O Velho tinha sentido de negócio e pragmatismo. Para já vendia fiado o que fidelizava e depois fazia sair os gelados que pior se vendiam – os de gelo aromatizado e as bolas de cone de baunilha que eram compostos no momento.

Tinha também grande sentido de oportunidade

“ – Então hoje não vão jogar à bola?”

“ – às 6, vem cá o pessoal da zona central! Oh Velho, voltas cá hoje?”.

Com aquela informação nem era preciso perguntar, o jogo prometia um bom negócio.
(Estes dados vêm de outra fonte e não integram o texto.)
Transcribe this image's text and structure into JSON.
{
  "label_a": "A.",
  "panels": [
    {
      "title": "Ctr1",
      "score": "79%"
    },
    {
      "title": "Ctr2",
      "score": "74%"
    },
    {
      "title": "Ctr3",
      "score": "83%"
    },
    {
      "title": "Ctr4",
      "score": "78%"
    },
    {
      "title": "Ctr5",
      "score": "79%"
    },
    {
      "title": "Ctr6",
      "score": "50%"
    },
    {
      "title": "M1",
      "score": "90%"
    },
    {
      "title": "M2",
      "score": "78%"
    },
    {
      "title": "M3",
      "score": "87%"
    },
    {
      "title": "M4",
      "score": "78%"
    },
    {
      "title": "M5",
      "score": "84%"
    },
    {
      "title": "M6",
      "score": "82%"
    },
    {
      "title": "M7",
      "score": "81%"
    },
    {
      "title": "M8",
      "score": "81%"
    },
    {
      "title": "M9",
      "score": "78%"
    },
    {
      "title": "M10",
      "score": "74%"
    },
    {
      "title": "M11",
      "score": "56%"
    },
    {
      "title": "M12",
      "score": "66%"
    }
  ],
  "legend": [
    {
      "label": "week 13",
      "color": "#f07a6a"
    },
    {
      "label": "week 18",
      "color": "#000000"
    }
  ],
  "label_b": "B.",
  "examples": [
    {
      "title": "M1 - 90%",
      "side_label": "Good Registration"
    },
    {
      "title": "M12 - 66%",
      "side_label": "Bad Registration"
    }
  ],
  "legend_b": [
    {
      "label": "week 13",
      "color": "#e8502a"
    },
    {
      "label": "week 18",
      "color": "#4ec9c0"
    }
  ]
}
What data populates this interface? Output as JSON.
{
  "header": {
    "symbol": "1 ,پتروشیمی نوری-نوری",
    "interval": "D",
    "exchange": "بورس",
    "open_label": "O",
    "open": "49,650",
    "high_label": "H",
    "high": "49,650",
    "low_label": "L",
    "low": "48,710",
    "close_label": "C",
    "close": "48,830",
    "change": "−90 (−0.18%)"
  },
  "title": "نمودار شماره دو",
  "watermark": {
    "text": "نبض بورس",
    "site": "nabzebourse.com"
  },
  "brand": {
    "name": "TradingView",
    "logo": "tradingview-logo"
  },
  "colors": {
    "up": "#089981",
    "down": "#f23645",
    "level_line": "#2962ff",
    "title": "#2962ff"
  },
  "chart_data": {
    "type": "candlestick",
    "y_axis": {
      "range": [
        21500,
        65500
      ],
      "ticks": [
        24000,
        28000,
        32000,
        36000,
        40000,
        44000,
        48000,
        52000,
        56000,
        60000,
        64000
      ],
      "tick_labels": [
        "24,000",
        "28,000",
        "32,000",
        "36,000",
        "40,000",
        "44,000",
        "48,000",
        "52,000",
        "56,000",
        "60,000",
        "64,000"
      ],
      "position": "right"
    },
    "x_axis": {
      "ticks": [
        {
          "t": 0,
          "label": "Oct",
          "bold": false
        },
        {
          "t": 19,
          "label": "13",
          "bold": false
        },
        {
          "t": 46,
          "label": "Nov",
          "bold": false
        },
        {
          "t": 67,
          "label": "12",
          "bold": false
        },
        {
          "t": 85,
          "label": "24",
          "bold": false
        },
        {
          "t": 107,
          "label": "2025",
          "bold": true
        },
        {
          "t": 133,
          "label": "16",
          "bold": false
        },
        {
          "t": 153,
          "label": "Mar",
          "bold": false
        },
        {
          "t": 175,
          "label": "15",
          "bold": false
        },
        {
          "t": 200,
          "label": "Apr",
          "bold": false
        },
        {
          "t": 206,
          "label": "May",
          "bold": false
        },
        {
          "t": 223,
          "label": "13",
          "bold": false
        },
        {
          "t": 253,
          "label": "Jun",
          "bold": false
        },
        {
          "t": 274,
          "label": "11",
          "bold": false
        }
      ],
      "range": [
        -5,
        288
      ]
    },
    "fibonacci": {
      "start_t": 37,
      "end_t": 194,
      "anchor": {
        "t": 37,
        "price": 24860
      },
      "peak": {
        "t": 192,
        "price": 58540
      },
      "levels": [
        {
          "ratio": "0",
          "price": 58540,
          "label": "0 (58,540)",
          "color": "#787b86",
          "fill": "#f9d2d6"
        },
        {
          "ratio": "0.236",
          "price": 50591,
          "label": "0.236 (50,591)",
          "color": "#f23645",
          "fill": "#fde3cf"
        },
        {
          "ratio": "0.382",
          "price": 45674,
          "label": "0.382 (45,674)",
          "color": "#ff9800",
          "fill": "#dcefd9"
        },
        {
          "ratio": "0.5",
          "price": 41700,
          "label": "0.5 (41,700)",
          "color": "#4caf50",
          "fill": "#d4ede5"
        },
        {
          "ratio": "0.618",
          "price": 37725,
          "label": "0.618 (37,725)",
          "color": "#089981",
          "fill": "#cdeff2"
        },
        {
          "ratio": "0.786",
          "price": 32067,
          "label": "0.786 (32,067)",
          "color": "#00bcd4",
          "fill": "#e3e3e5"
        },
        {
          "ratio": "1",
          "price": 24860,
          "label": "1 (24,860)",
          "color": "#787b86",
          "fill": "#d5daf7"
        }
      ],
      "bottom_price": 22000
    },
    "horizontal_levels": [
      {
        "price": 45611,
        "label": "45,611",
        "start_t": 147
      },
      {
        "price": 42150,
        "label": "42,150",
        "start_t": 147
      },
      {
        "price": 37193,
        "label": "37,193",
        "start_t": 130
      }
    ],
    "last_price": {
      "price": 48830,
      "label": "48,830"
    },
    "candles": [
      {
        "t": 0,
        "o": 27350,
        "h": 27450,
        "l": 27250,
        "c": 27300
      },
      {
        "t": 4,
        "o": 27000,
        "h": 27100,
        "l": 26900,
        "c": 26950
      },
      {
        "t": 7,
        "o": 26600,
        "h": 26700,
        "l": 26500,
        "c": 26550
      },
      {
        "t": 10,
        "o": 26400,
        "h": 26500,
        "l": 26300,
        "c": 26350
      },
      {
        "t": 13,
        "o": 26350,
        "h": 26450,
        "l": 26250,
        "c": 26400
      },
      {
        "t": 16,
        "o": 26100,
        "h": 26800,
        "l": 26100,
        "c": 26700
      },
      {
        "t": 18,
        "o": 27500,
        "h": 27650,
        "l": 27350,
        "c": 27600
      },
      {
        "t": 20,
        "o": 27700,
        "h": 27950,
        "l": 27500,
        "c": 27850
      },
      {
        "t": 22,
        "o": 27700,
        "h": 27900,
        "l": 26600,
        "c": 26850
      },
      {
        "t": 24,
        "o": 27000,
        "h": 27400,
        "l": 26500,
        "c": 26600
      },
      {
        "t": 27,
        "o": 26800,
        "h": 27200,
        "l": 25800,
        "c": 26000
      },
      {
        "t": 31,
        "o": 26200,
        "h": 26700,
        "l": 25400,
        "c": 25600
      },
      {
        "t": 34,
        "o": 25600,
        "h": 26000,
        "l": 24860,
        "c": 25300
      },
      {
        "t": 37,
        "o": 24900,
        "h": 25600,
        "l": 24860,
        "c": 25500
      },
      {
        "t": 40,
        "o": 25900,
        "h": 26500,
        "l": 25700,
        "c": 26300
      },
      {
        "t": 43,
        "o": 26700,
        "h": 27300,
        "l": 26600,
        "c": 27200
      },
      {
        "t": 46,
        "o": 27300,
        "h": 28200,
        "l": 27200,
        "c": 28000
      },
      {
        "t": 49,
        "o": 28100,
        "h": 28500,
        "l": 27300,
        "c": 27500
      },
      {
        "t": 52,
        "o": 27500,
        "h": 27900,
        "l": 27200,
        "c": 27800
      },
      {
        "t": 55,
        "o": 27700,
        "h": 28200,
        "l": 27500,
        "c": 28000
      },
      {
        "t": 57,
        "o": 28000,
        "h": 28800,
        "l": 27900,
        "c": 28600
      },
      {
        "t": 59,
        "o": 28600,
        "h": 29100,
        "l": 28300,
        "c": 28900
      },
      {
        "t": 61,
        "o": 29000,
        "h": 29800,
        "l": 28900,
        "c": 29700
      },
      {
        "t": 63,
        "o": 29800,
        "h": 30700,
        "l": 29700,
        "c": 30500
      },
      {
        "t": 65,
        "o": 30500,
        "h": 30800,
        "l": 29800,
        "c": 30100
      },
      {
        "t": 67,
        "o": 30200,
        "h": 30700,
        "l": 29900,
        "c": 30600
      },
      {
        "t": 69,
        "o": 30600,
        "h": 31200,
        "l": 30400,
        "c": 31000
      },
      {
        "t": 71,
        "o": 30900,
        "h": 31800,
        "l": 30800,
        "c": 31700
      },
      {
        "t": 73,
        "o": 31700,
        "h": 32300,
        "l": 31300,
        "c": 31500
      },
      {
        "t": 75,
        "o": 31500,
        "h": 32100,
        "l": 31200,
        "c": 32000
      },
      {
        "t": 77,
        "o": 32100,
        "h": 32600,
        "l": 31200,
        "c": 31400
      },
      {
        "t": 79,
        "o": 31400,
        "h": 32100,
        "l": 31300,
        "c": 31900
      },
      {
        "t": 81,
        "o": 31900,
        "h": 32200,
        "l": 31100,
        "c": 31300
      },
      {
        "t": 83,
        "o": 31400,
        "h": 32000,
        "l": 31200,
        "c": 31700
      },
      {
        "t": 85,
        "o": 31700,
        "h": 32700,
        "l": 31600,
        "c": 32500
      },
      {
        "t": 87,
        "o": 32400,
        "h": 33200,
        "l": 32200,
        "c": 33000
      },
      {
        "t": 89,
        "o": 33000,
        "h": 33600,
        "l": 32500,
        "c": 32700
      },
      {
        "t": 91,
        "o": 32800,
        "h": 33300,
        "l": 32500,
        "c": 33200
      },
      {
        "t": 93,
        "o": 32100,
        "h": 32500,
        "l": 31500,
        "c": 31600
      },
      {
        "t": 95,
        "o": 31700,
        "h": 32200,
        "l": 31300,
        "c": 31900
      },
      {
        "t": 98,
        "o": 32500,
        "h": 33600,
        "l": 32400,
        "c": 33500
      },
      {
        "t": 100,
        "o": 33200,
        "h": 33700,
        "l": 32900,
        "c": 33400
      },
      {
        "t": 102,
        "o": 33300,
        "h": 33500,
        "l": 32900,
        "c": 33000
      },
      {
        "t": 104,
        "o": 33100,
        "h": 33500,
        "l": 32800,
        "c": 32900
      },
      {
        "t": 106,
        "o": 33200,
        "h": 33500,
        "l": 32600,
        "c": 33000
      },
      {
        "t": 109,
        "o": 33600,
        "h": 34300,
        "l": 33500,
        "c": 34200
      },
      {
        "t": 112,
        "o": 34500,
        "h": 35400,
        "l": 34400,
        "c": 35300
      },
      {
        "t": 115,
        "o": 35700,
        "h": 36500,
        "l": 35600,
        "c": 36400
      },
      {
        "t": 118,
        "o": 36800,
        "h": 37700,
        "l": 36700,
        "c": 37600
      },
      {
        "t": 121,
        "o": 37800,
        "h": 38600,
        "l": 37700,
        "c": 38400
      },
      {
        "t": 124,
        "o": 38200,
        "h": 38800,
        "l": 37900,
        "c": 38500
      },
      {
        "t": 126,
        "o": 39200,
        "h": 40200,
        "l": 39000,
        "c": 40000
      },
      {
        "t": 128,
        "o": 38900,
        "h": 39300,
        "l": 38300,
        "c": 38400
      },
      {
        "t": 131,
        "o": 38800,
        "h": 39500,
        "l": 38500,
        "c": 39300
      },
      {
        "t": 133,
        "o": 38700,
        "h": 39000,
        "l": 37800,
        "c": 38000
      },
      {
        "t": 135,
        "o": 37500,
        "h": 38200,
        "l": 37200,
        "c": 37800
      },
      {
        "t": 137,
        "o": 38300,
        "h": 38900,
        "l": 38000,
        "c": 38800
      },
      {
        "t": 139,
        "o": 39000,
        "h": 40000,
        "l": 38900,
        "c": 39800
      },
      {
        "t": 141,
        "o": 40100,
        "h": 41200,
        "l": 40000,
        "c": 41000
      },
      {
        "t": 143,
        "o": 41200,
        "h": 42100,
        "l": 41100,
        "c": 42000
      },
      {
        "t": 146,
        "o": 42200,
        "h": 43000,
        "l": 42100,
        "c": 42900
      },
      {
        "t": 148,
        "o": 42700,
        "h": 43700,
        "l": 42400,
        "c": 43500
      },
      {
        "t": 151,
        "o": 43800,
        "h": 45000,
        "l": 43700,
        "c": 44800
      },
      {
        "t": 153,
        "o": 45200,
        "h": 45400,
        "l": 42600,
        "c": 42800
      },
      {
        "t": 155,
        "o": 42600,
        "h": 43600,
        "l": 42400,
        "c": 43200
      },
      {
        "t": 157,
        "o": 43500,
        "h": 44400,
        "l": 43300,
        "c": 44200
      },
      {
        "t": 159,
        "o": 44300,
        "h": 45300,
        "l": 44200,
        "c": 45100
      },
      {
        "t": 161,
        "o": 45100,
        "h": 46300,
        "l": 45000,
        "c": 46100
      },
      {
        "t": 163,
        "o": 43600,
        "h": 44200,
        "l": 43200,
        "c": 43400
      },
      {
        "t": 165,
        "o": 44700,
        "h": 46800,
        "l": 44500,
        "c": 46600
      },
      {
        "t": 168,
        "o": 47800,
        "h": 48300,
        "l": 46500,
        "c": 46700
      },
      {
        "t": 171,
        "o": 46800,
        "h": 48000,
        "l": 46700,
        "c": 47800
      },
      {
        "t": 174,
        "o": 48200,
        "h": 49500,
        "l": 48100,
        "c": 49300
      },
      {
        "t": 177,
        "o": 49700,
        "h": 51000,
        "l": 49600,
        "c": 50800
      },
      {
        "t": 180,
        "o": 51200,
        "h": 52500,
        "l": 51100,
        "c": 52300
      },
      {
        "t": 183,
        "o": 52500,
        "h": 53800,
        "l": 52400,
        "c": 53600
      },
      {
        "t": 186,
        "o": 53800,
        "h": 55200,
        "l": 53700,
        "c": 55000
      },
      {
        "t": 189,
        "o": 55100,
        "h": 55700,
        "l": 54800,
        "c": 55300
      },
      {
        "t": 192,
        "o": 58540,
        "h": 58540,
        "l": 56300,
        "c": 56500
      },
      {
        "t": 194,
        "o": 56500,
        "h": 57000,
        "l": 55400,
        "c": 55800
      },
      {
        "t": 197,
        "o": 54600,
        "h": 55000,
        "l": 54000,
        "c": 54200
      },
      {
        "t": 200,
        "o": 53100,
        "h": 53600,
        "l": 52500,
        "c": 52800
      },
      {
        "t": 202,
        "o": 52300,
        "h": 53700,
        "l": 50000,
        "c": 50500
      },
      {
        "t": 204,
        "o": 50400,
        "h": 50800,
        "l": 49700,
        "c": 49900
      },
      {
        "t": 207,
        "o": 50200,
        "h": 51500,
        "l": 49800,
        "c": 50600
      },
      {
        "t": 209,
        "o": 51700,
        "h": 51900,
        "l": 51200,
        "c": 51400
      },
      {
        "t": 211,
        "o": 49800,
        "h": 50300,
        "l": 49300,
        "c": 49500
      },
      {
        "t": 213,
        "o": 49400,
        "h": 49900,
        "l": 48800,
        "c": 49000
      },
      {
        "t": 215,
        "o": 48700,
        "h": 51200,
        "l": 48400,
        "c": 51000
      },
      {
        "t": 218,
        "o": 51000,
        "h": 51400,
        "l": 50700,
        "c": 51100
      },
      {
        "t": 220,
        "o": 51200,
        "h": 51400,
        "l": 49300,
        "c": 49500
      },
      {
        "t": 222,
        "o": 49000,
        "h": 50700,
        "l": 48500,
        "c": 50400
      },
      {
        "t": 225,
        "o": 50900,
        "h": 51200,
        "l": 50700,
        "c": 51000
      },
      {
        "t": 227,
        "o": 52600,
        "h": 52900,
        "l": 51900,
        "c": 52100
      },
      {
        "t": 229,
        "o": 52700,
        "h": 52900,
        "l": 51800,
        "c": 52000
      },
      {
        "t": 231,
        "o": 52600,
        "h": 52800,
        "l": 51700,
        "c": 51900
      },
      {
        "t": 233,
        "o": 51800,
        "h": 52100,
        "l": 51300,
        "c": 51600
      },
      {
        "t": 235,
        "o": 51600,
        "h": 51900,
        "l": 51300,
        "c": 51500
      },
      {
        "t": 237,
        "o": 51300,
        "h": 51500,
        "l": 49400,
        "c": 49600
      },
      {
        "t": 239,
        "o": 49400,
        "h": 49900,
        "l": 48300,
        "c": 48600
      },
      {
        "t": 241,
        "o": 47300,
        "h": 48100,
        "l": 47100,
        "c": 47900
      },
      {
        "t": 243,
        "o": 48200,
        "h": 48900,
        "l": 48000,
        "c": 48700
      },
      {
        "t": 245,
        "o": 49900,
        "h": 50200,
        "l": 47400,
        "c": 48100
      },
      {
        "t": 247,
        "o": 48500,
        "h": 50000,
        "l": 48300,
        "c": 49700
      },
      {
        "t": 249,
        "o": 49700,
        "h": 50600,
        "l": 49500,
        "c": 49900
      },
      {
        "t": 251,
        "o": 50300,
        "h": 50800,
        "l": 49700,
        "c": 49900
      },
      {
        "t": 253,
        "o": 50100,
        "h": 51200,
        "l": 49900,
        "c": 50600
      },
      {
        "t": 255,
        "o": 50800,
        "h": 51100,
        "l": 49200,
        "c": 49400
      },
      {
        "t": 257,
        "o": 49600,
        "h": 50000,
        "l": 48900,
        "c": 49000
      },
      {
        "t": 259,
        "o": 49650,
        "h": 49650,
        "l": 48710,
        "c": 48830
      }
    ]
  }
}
Mesmo correndo o risco de não receber tudo, acabava por ganhar mais do que só vendesse quando houvesse moedas à vista.

Havia sempre alguém que dizia, como se fosse um grande segredo:

“ - Não comas isso que o gajo é que os faz lá no barraco dele. O Velho mora no Camboja. Já vi, aquilo é um nojo.”

Na verdade, visto como se vê hoje, aquilo não era sempre agradável.

O Velho vendia gelados no Verão e castanhas no Inverno, na sua carripana versátil e sem sistema de frio. Quando compunha os gelados de cone de baunilha e uma das bolas sofria o efeito da gravidade, lá ia ele com os seus dedos tentando o desejado equilíbrio.

As suas mãos e unhas ainda tinham a cor e a massa resultante da actividade do último Inverno. E já se estava no Verão, há muito.

Mas o calor e a confraternização através gelado sempre foram sempre mais fortes.

Havia sempre alguém que nunca tinha dinheiro mas isso não inibia de se arranjar forma de alcançar um gelado.

Por exemplo, quando o Velho chegava, quase sempre o M. agarrava-se à velha buzina manual de ar, tocando e esganiçando conforme permitiam as cordas vocais da mesma. Era o grande chamamento e o Velho agradecia compensando-o com gelo aromatizado.

Poucos, mas mais afoitos, executavam manobras de distracção que resultavam quase sempre na entrada dum braço naquelas aberturas da carripana onde se depositavam os gelados. Sem querer, claro!